If you as a finance chief are looking for a controller, you go find someone who has extensive experience overseeing an organization’s day-to-day accounting function. If you need someone who can help plot the course for better, more dynamic forecasting, you hire an FP&A expert. If you’re worried about the risk of low cash reserves in 2024, you ask yourself if you need to upgrade your treasury position.
And if you’re filming a movie about minor league baseball that centers around a savvy veteran catcher’s relationship with a wild but talented young pitcher who throws 100 mph heat and is trying to breathe through his eyelids? Actor Tim Robbins may or may not be your man.
The point is, when you have a specific need, either in your finance team’s toolbox or maybe even within yourself, you must find the right tool for the job. And as we have seen as of late, as reported by Adam Zaki, talented employees understand their value, and they know what they want out of a job situation. That makes it all the more critical to be able to find the right fit between job needs and employee strengths.
But if you’re Jared Orton or Tim Naddy, how do you go about finding the right talent for what you need to grow your organization? Orton is the GM of the Savannah Bananas baseball team, minor league baseball’s answer to the Harlem Globetrotters. And Naddy is his vice president of finance.
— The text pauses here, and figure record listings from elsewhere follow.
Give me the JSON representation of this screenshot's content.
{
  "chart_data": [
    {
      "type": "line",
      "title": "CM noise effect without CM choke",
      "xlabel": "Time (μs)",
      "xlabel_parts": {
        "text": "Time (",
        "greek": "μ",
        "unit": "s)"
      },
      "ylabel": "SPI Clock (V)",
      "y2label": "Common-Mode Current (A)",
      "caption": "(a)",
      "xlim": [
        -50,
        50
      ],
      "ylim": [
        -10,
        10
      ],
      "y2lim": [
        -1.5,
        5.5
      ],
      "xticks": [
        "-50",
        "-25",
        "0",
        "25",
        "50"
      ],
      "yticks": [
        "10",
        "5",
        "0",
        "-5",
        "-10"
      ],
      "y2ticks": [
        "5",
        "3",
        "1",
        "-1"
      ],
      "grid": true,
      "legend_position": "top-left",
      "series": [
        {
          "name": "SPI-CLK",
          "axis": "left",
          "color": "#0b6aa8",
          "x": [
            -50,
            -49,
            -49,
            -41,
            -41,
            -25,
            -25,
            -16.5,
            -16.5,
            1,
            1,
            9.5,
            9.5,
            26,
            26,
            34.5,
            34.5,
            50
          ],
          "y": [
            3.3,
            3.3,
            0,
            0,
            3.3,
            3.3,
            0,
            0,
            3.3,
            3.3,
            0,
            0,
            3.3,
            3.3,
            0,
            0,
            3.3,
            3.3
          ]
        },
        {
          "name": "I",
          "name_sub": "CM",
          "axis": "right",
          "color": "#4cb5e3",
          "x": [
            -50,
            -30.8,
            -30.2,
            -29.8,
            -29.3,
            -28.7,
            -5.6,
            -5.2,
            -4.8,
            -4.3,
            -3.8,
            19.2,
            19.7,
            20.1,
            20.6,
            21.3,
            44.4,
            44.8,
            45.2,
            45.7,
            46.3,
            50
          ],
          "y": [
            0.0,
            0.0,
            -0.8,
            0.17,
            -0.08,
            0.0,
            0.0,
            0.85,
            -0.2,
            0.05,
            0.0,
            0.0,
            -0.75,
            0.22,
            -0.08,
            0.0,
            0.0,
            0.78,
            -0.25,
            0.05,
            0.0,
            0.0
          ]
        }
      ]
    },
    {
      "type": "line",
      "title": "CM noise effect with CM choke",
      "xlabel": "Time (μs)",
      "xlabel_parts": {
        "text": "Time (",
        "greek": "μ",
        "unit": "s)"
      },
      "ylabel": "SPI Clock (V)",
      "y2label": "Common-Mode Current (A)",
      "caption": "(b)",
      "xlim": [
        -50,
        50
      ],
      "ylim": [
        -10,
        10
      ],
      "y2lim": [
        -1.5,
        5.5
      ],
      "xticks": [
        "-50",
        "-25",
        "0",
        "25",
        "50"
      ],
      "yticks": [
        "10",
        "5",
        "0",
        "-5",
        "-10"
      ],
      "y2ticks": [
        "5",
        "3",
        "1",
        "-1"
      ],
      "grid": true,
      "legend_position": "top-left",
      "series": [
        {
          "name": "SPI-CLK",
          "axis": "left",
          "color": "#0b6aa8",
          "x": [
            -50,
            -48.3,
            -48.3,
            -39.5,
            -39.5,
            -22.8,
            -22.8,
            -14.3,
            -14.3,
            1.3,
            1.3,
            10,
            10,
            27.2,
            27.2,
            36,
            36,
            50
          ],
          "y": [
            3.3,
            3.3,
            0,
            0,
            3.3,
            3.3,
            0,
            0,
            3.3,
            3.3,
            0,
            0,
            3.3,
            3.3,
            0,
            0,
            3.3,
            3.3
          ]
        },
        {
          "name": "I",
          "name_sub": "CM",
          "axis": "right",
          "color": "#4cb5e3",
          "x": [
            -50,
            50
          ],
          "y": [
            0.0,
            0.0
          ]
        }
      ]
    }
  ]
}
Not only do they need to be concerned about how to fill key executive roles to keep the team’s finances locked down amid travel dates, appearances, and lots and lots of baseballs, but they also have the on-field talent to worry about as well.
How do you find someone who is talented enough to stand on the mound and paint the corners with his slider while also confident enough to break out into a Napoleon Dynamite dance routine during stoppage in play?
“We were trying to figure out where we could compete in the marketplace and truly build fans ... We told our coaches and our players, ‘If we don’t have this [entertainment aspect], we’re just like everyone else,’” Orton said. “And if we’re just like everyone else, then we’re going to exist like everyone else, and especially in Savannah, we’ll fail like everyone else.’”
Success for the Bananas means not being like everyone else by finding legit ball players who don’t want to work like everyone else. That sounds like building a competitive advantage to me, and every leader thinks about this when economic headwinds build up.
How do you find the right person for the right role in your finance team? What combination of experience, savvy, humor, collegiality, and forward-thinking is the right mixture to propel your group forward? And can they turn a 1-6-3 double play?